Nobody is hiring illegal workers to save 10¢. They are getting paid significantly less than minimum wage.

> It hasn't happened because no President has been stupid enough to deport them en-masse.

Britain enters the room...

Short-term farm labourers like fruit pickers weren't deported as such after Brexit (I think), and they were earning roughly double the minimum wage, but the jobs were seasonal so many workers spent the winter in their home countries.

After Brexit:

> A shortage of farm workers created by Brexit led to 8,000 tonnes of berries going unpicked last year.

The EU citizens have been replaced by labourers (with the appropriate visas etc) from Asia, but the wages have gone up and the costs of travel.

(I don't know how this affected fruit/vegetable prices. There were other causes of inflation at the same time.)

https://www.theguardian.com/uk-news/2022/aug/14/why-uk-farms... (NB 2022.)

>They are getting paid significantly less than minimum wage.

Which is bad for everyone except business owners who vacuum up all the profits from exploiting below minimum wage labor, and then socialize the cost of taxless under the table work of illegals to the state and by extension to the taxpayer.

According to the USDA, around 40% are undocumented: https://www.ers.usda.gov/data-products/chart-gallery/chart-d...

That seems like enough to have a measurable impact on food prices if they stop showing up?

To be clear, not arguing for or against enforcement, just pointing out that the data seems to suggest this as a factor to be taken into consideration.

> "No more strawberries/lettuce/etc when you kick out all the illegals!" has been a rallying cry on lefty social media for the last few years and it... hasn't happened?

Why would it have happened? "All the illegals" have not been kicked out, so what are you basing this statement on?

Bad faith framing.

It's already happening, and is part of the reason food prices are going up right now: https://www.newsweek.com/ice-immigration-raids-farms-crops-r...
And yet I go to the market every week and the shelves are stocked so full they have to throw out or donate the produce that starts to go bad.

That article puts forth the tired trope that "crops are rotting in the fields". If that was true or so extensive as they portray, the shelves would be empty, not simply more expensive. They're not.

> If that was true or so extensive as they portray, the shelves would be empty, not simply more expensive. They're not.

When chickens were being culled because of the bird flu, the supply of eggs dropped significantly. Prices of eggs also rose significantly. As a result, shelves were often full of eggs that were priced so high that they weren’t being bought as often. Production dropped, prices rose, demand dropped, surplus remained fairly constant.
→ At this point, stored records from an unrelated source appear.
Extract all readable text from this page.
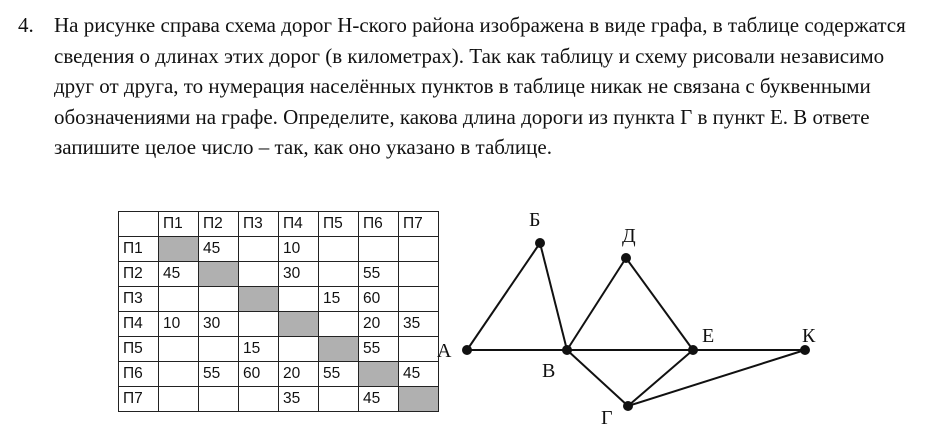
4. На рисунке справа схема дорог Н-ского района изображена в виде графа, в таблице содержатся сведения о длинах этих дорог (в километрах). Так как таблицу и схему рисовали независимо друг от друга, то нумерация населённых пунктов в таблице никак не связана с буквенными обозначениями на графе. Определите, какова длина дороги из пункта Г в пункт Е. В ответе запишите целое число – так, как оно указано в таблице.

	П1	П2	П3	П4	П5	П6	П7
П1		45		10			
П2	45			30		55	
П3					15	60	
П4	10	30				20	35
П5			15			55	
П6		55	60	20	55		45
П7				35		45	
А
Б
В
Д
Е
Г
К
> a rallying cry on lefty social media for the last few years

Have you noticed anything different between this year and the last few years?

If I understand the case with Hyundai correctly, the problem is not that people work without proper visas, but the interpretation of visa terms by ICE, which means that if they are to meet deportation KPIs, this may impact those who are working legally. The only racist angle to that will be if ICE is using racial profiling to pick the targets (for non-American it’s actually quite uncomfortable to see racism popping out of nowhere in many conversations, just like in your comment; we know that the unscientific and harmful concept of race is somehow important to Americans, but why are you always paying so much attention to it?). Why the only? Because ag workers in many countries are foreigners on ag visas, it is common, it is about cheap labor, labor code violations and sometimes human trafficking, and it has nothing to do with race, just with economic situation in workforce donor countries.
Anna Sorokin abused visa waivers to live and work in the US illegally for years. Somehow she still hasn't been deported despite being a felon and has even been frog marched to the airport where she was bizarrely allowed to refuse deportation. Nobody at ICE is apparently checking for that form of abuse.